Tuberculosis merupakan penyakit infeksi kuman menahun yg disebabkan olehMycobacterium tuberculosis yg ditandai dengan pembentukan granuloma padajaringan yg terinfeksi. Mycobacterium tuberculosis merupakan kuman aerob ygdapat hidup terutama di paru / banyak sekali organ tubuh lainnya yg bertekanan parsialtinggi. Penyakit tuberculosis ini biasanya menyerang paru tetapi sanggup menyebar kehampir seluruh belahan tubuh termasuk meninges, ginjal, tulang, nodus limfe. Infeksi awalbiasanya terjadi 2-10 ahad sehabis pemajanan. Individu kemudian sanggup mengalamipenyakit aktif lantaran gangguan atau ketidakefektifan respon imun.

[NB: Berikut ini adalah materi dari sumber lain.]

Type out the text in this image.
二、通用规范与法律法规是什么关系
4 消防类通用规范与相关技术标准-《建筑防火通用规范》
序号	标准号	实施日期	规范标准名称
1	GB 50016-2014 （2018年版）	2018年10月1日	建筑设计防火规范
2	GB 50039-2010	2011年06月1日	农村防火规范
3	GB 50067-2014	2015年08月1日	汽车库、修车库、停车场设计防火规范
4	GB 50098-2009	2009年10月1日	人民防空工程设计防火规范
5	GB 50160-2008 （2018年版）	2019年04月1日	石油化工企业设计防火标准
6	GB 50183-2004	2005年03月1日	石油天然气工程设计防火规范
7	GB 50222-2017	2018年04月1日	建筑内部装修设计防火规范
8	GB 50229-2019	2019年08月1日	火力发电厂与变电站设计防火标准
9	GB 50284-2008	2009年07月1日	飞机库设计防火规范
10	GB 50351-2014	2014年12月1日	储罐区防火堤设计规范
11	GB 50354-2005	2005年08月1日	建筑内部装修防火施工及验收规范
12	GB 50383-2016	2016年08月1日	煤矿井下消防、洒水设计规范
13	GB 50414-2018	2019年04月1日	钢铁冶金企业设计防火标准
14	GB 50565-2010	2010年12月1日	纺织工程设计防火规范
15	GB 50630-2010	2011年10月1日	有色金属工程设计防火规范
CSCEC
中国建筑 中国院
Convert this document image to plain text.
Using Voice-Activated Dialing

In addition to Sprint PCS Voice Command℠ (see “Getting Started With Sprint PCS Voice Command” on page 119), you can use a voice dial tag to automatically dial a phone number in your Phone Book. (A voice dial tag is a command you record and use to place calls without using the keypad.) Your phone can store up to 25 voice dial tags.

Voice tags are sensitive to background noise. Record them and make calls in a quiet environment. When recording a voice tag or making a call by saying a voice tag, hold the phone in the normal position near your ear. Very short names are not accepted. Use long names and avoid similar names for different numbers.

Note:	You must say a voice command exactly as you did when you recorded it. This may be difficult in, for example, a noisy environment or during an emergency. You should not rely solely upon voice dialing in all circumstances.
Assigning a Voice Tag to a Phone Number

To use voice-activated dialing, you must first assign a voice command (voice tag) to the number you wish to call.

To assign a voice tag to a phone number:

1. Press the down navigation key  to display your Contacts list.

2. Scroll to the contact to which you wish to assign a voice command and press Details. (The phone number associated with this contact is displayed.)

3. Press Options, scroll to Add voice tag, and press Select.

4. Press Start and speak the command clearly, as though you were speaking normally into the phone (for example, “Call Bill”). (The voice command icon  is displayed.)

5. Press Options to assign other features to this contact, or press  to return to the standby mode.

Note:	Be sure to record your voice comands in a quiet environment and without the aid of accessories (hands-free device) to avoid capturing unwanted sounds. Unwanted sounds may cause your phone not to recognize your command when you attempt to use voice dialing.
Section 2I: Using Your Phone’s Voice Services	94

Tuberkulosis (TB) ialah penyakit kronis yg menyerang semua jenis binatang dan manusia. Tuberkulosis pada sapi setips hemat sangat merugikan dan sekaligus merupakan ancaman bagi kesehatan manusia. Penyakit TB disebabkan oleh kuman tahan asam Mycobacterium tuberculosis.Ada tiga tipe kuman TB yaitu, tipe human (orang), tipe bovine (sapi), dan avian (unggas), namun demikian ketiga tipe tersebut sanggup menginfeksi hewan. Kuman TB sanggup tahan hidup berbulan-bulan di padang rumput yg rindang atau di sangkar yg teduh. Kuman sanggup mati setips cepat jikalau tekena sinar matahari.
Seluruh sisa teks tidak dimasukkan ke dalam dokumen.